As well as trying to expand its offer, the merger of three funds also has the effect of diversifying assets for existing investors. For example, the first fund acquired assets only in France, while the second fund was more international.
The suspicion to outsiders might be that AEW has made the decision because it was in discussions with investors about whether it should extend the funds. Of course, there are precedents for asset or fund mergers from other parts of the world. For example, Pramerica Real Estate Investors devised a plan last year to continue managing 11 Asian shopping malls by consolidating them into a private, open-ended fund. Half of its limited partners wanted to exit, so a compromise was needed in that instance.
AEW’s Wilkinson, however, rejected any such notion. In fact, he pointed out that the 1999 fund had an open-ended structure and the 2005 fund still had around four years plus extensions to go. Finally, the 2008 fund was in the early stages of its life, albeit fully invested.

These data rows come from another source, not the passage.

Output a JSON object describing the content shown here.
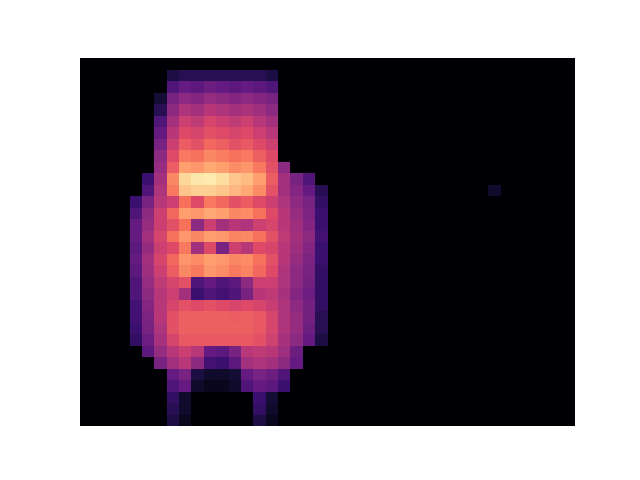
{
  "chart_data": {
    "type": "heatmap",
    "color": "magma",
    "tick_labels": false,
    "zlim": [
      0,
      100
    ],
    "cells": [
      [
        0,
        0,
        0,
        0,
        0,
        0,
        0,
        0,
        0,
        0,
        0,
        0,
        0,
        0,
        0,
        0,
        0,
        0,
        0,
        0,
        0,
        0,
        0,
        0,
        0,
        0,
        0,
        0,
        0,
        0,
        0,
        0,
        0,
        0,
        0,
        0,
        0,
        0,
        0,
        0
      ],
      [
        0,
        0,
        0,
        0,
        0,
        0,
        0,
        12,
        15,
        15,
        15,
        15,
        15,
        15,
        15,
        12,
        0,
        0,
        0,
        0,
        0,
        0,
        0,
        0,
        0,
        0,
        0,
        0,
        0,
        0,
        0,
        0,
        0,
        0,
        0,
        0,
        0,
        0,
        0,
        0
      ],
      [
        0,
        0,
        0,
        0,
        0,
        0,
        0,
        25,
        30,
        28,
        32,
        30,
        28,
        30,
        28,
        25,
        0,
        0,
        0,
        0,
        0,
        0,
        0,
        0,
        0,
        0,
        0,
        0,
        0,
        0,
        0,
        0,
        0,
        0,
        0,
        0,
        0,
        0,
        0,
        0
      ],
      [
        0,
        0,
        0,
        0,
        0,
        0,
        10,
        35,
        40,
        38,
        42,
        40,
        38,
        40,
        38,
        35,
        0,
        0,
        0,
        0,
        0,
        0,
        0,
        0,
        0,
        0,
        0,
        0,
        0,
        0,
        0,
        0,
        0,
        0,
        0,
        0,
        0,
        0,
        0,
        0
      ],
      [
        0,
        0,
        0,
        0,
        0,
        0,
        15,
        40,
        48,
        45,
        50,
        48,
        45,
        47,
        44,
        40,
        0,
        0,
        0,
        0,
        0,
        0,
        0,
        0,
        0,
        0,
        0,
        0,
        0,
        0,
        0,
        0,
        0,
        0,
        0,
        0,
        0,
        0,
        0,
        0
      ],
      [
        0,
        0,
        0,
        0,
        0,
        0,
        25,
        45,
        55,
        52,
        58,
        55,
        52,
        55,
        50,
        45,
        0,
        0,
        0,
        0,
        0,
        0,
        0,
        0,
        0,
        0,
        0,
        0,
        0,
        0,
        0,
        0,
        0,
        0,
        0,
        0,
        0,
        0,
        0,
        0
      ],
      [
        0,
        0,
        0,
        0,
        0,
        0,
        30,
        50,
        60,
        58,
        62,
        60,
        58,
        60,
        55,
        50,
        0,
        0,
        0,
        0,
        0,
        0,
        0,
        0,
        0,
        0,
        0,
        0,
        0,
        0,
        0,
        0,
        0,
        0,
        0,
        0,
        0,
        0,
        0,
        0
      ],
      [
        0,
        0,
        0,
        0,
        0,
        0,
        35,
        55,
        65,
        62,
        68,
        66,
        62,
        64,
        60,
        55,
        0,
        0,
        0,
        0,
        0,
        0,
        0,
        0,
        0,
        0,
        0,
        0,
        0,
        0,
        0,
        0,
        0,
        0,
        0,
        0,
        0,
        0,
        0,
        0
      ],
      [
        0,
        0,
        0,
        0,
        0,
        0,
        40,
        60,
        72,
        70,
        75,
        73,
        70,
        72,
        66,
        60,
        0,
        0,
        0,
        0,
        0,
        0,
        0,
        0,
        0,
        0,
        0,
        0,
        0,
        0,
        0,
        0,
        0,
        0,
        0,
        0,
        0,
        0,
        0,
        0
      ],
      [
        0,
        0,
        0,
        0,
        0,
        0,
        42,
        65,
        80,
        78,
        82,
        80,
        76,
        78,
        72,
        62,
        40,
        0,
        0,
        0,
        0,
        0,
        0,
        0,
        0,
        0,
        0,
        0,
        0,
        0,
        0,
        0,
        0,
        0,
        0,
        0,
        0,
        0,
        0,
        0
      ],
      [
        0,
        0,
        0,
        0,
        0,
        20,
        45,
        75,
        92,
        95,
        96,
        93,
        88,
        86,
        80,
        65,
        45,
        35,
        25,
        0,
        0,
        0,
        0,
        0,
        0,
        0,
        0,
        0,
        0,
        0,
        0,
        0,
        0,
        0,
        0,
        0,
        0,
        0,
        0,
        0
      ],
      [
        0,
        0,
        0,
        0,
        0,
        25,
        48,
        72,
        88,
        90,
        90,
        88,
        85,
        82,
        76,
        62,
        45,
        38,
        30,
        15,
        0,
        0,
        0,
        0,
        0,
        0,
        0,
        0,
        0,
        0,
        0,
        0,
        0,
        8,
        0,
        0,
        0,
        0,
        0,
        0
      ],
      [
        0,
        0,
        0,
        0,
        20,
        35,
        50,
        55,
        70,
        60,
        72,
        68,
        62,
        65,
        60,
        55,
        48,
        40,
        35,
        18,
        0,
        0,
        0,
        0,
        0,
        0,
        0,
        0,
        0,
        0,
        0,
        0,
        0,
        0,
        0,
        0,
        0,
        0,
        0,
        0
      ],
      [
        0,
        0,
        0,
        0,
        25,
        40,
        55,
        68,
        80,
        78,
        82,
        80,
        75,
        76,
        70,
        60,
        50,
        42,
        36,
        20,
        0,
        0,
        0,
        0,
        0,
        0,
        0,
        0,
        0,
        0,
        0,
        0,
        0,
        0,
        0,
        0,
        0,
        0,
        0,
        0
      ],
      [
        0,
        0,
        0,
        0,
        30,
        42,
        55,
        62,
        70,
        40,
        55,
        45,
        50,
        48,
        55,
        58,
        50,
        44,
        38,
        20,
        0,
        0,
        0,
        0,
        0,
        0,
        0,
        0,
        0,
        0,
        0,
        0,
        0,
        0,
        0,
        0,
        0,
        0,
        0,
        0
      ],
      [
        0,
        0,
        0,
        0,
        30,
        45,
        58,
        70,
        78,
        75,
        80,
        78,
        74,
        75,
        70,
        62,
        52,
        45,
        40,
        22,
        0,
        0,
        0,
        0,
        0,
        0,
        0,
        0,
        0,
        0,
        0,
        0,
        0,
        0,
        0,
        0,
        0,
        0,
        0,
        0
      ],
      [
        0,
        0,
        0,
        0,
        28,
        42,
        55,
        60,
        72,
        45,
        60,
        35,
        55,
        50,
        60,
        58,
        50,
        44,
        38,
        20,
        0,
        0,
        0,
        0,
        0,
        0,
        0,
        0,
        0,
        0,
        0,
        0,
        0,
        0,
        0,
        0,
        0,
        0,
        0,
        0
      ],
      [
        0,
        0,
        0,
        0,
        30,
        45,
        58,
        68,
        78,
        76,
        80,
        78,
        75,
        76,
        70,
        62,
        50,
        42,
        36,
        20,
        0,
        0,
        0,
        0,
        0,
        0,
        0,
        0,
        0,
        0,
        0,
        0,
        0,
        0,
        0,
        0,
        0,
        0,
        0,
        0
      ],
      [
        0,
        0,
        0,
        0,
        28,
        44,
        55,
        65,
        75,
        72,
        78,
        76,
        72,
        74,
        68,
        60,
        48,
        40,
        35,
        18,
        0,
        0,
        0,
        0,
        0,
        0,
        0,
        0,
        0,
        0,
        0,
        0,
        0,
        0,
        0,
        0,
        0,
        0,
        0,
        0
      ],
      [
        0,
        0,
        0,
        0,
        25,
        42,
        52,
        58,
        62,
        25,
        30,
        25,
        28,
        40,
        55,
        55,
        48,
        40,
        34,
        18,
        0,
        0,
        0,
        0,
        0,
        0,
        0,
        0,
        0,
        0,
        0,
        0,
        0,
        0,
        0,
        0,
        0,
        0,
        0,
        0
      ],
      [
        0,
        0,
        0,
        0,
        25,
        40,
        50,
        55,
        45,
        20,
        25,
        22,
        25,
        35,
        50,
        52,
        46,
        38,
        32,
        18,
        0,
        0,
        0,
        0,
        0,
        0,
        0,
        0,
        0,
        0,
        0,
        0,
        0,
        0,
        0,
        0,
        0,
        0,
        0,
        0
      ],
      [
        0,
        0,
        0,
        0,
        22,
        38,
        50,
        58,
        62,
        60,
        62,
        60,
        58,
        60,
        58,
        54,
        48,
        40,
        34,
        18,
        0,
        0,
        0,
        0,
        0,
        0,
        0,
        0,
        0,
        0,
        0,
        0,
        0,
        0,
        0,
        0,
        0,
        0,
        0,
        0
      ],
      [
        0,
        0,
        0,
        0,
        22,
        36,
        50,
        62,
        66,
        66,
        66,
        66,
        65,
        66,
        64,
        58,
        48,
        42,
        34,
        15,
        0,
        0,
        0,
        0,
        0,
        0,
        0,
        0,
        0,
        0,
        0,
        0,
        0,
        0,
        0,
        0,
        0,
        0,
        0,
        0
      ],
      [
        0,
        0,
        0,
        0,
        20,
        35,
        48,
        62,
        66,
        66,
        66,
        66,
        66,
        66,
        64,
        58,
        48,
        42,
        32,
        15,
        0,
        0,
        0,
        0,
        0,
        0,
        0,
        0,
        0,
        0,
        0,
        0,
        0,
        0,
        0,
        0,
        0,
        0,
        0,
        0
      ],
      [
        0,
        0,
        0,
        0,
        18,
        32,
        46,
        58,
        64,
        64,
        64,
        64,
        64,
        64,
        62,
        56,
        46,
        40,
        30,
        12,
        0,
        0,
        0,
        0,
        0,
        0,
        0,
        0,
        0,
        0,
        0,
        0,
        0,
        0,
        0,
        0,
        0,
        0,
        0,
        0
      ],
      [
        0,
        0,
        0,
        0,
        0,
        28,
        42,
        50,
        55,
        50,
        30,
        28,
        35,
        50,
        52,
        50,
        44,
        32,
        0,
        0,
        0,
        0,
        0,
        0,
        0,
        0,
        0,
        0,
        0,
        0,
        0,
        0,
        0,
        0,
        0,
        0,
        0,
        0,
        0,
        0
      ],
      [
        0,
        0,
        0,
        0,
        0,
        0,
        35,
        45,
        50,
        40,
        22,
        20,
        28,
        45,
        48,
        45,
        40,
        30,
        0,
        0,
        0,
        0,
        0,
        0,
        0,
        0,
        0,
        0,
        0,
        0,
        0,
        0,
        0,
        0,
        0,
        0,
        0,
        0,
        0,
        0
      ],
      [
        0,
        0,
        0,
        0,
        0,
        0,
        0,
        30,
        35,
        12,
        8,
        8,
        10,
        30,
        35,
        32,
        25,
        0,
        0,
        0,
        0,
        0,
        0,
        0,
        0,
        0,
        0,
        0,
        0,
        0,
        0,
        0,
        0,
        0,
        0,
        0,
        0,
        0,
        0,
        0
      ],
      [
        0,
        0,
        0,
        0,
        0,
        0,
        0,
        25,
        30,
        8,
        5,
        5,
        8,
        25,
        30,
        28,
        20,
        0,
        0,
        0,
        0,
        0,
        0,
        0,
        0,
        0,
        0,
        0,
        0,
        0,
        0,
        0,
        0,
        0,
        0,
        0,
        0,
        0,
        0,
        0
      ],
      [
        0,
        0,
        0,
        0,
        0,
        0,
        0,
        18,
        8,
        0,
        0,
        0,
        0,
        0,
        20,
        10,
        0,
        0,
        0,
        0,
        0,
        0,
        0,
        0,
        0,
        0,
        0,
        0,
        0,
        0,
        0,
        0,
        0,
        0,
        0,
        0,
        0,
        0,
        0,
        0
      ],
      [
        0,
        0,
        0,
        0,
        0,
        0,
        0,
        15,
        8,
        0,
        0,
        0,
        0,
        0,
        18,
        8,
        0,
        0,
        0,
        0,
        0,
        0,
        0,
        0,
        0,
        0,
        0,
        0,
        0,
        0,
        0,
        0,
        0,
        0,
        0,
        0,
        0,
        0,
        0,
        0
      ],
      [
        0,
        0,
        0,
        0,
        0,
        0,
        0,
        12,
        5,
        0,
        0,
        0,
        0,
        0,
        12,
        5,
        0,
        0,
        0,
        0,
        0,
        0,
        0,
        0,
        0,
        0,
        0,
        0,
        0,
        0,
        0,
        0,
        0,
        0,
        0,
        0,
        0,
        0,
        0,
        0
      ]
    ]
  }
}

That said, the creation of a jumbo logistics fund can be thought of as the prelude to the next stage of growth. The most logical option would be to raise further equity, and AEW is in discussions with existing and new investors interested in committing further capital to the fund.
Jean Lavieille, deputy chief investment officer, said: “This merger represents the next phase in the evolution of our logistics platform. The combined portfolio, which has been built up over the last 13 years, provides a solid base from which to grow this platform and offer greater operational synergies and diversification.”
AEW is operating in a competitive logistics market, so it will need to act decisively.
The largest European unlisted logistics investment vehicle is the Goodman European Logistics Fund, which has €1.6 billion in assets. In November, the Goodman Group-managed fund launched a €400 million rights issue and approved a €800 million debt package to position itself for growth. Dutch pension fund asset managers APG and PGGM underwrote €200 million of the issue.
Another major competitor is listed fund ProLogis European Properties, which manages €2.8 billion in assets. It also managed to raise equity last year, raising €97.5 million to pay down debt.
Releasing its nine-month financial results in October, ProLogis said customer sentiment remained “cautiously optimistic,” with a focus on opportunities in emerging markets and mature Western European markets. “While there is recent evidence of more protracted decision-making from customers in light of the economic uncertainty, occupiers continue to pursue opportunities to optimise supply chain efficiencies and are moving from older, obsolete warehouses to more modern space,” it said.